The studies corresponding author, Dr Fernando Figueroa, professor of medicine at Chile’s Universidad de los Andes, said,  ‘’We are encouraged by our findings because they could pave the way to a non-invasive, promising new therapy for a group of patients who face grim odds.’’



Once diagnosed with heart disease, fully 50% of patients are expected to die within 5 years. While some may live past the 10 year mile-stone, the figure is barely 30%. Worldwide, it is estimated that over 37 million people currently suffer with the disease.  That figure is predicted to increase, significantly, over the next decade.

Heart disease is usually caused when the blood vessels leading to the heart become blocked or narrow significantly. A heart attack or angina often follows.  As the heart muscle is denied blood, it dies.  Once the heart fails, its muscles are greatly weakened and they fail in their job of pumping adequate blood round the body. There are existing drug therapies, which have had some success over the years.  However, their efficacy has always been questionable and they often result in the need for more invasive treatment, such as implanting mechanical aids directly into the heart or, the even more invasive, heart transplant.  
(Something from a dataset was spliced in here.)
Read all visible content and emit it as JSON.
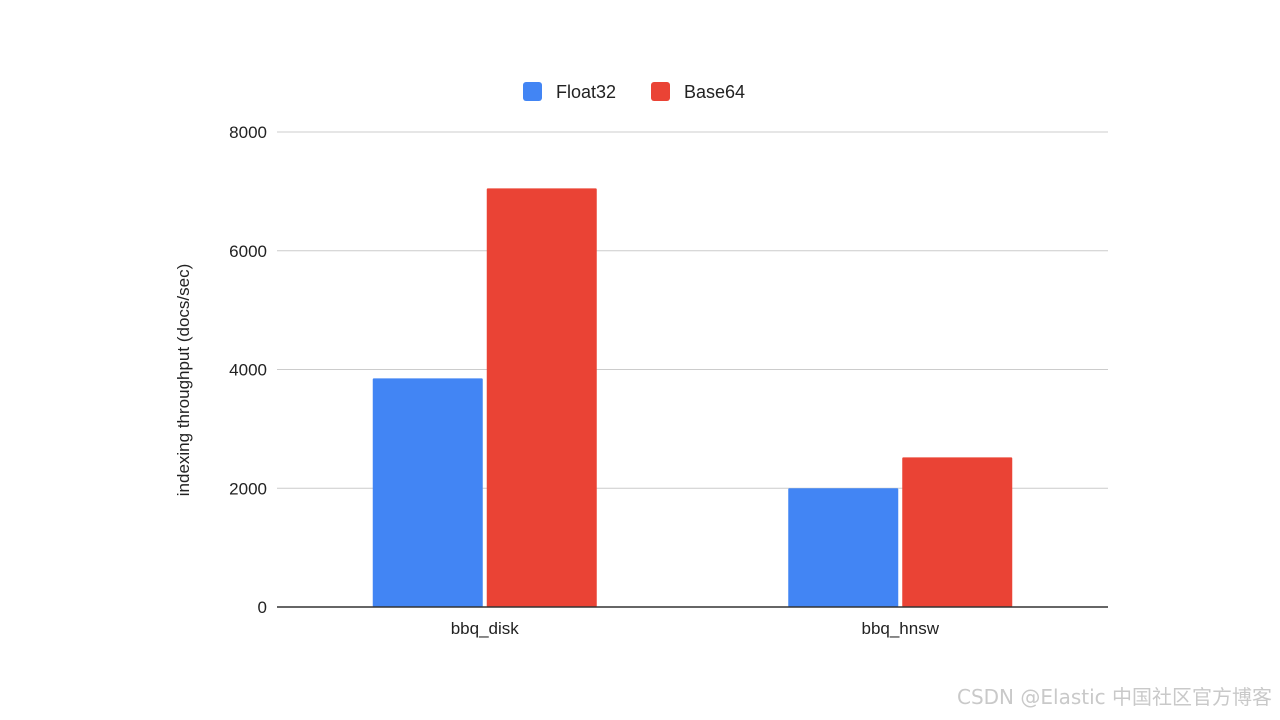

The use of human stem cells in research and in treatment has often raised ethical questions- and public anger.  However, the stem cells used in the American Heart Foundation’s study were all taken from the umbilical cords of babies taken to full-term. Unlike fetal stem cells, there are no ethical considerations in the use of what is, basically, a waste product.

While bone marrow cells have also been trialed, umbilical cord stem cells are more easily harvested and more readily available. With no ethical or immune system issues, the trial raises interesting possibilities.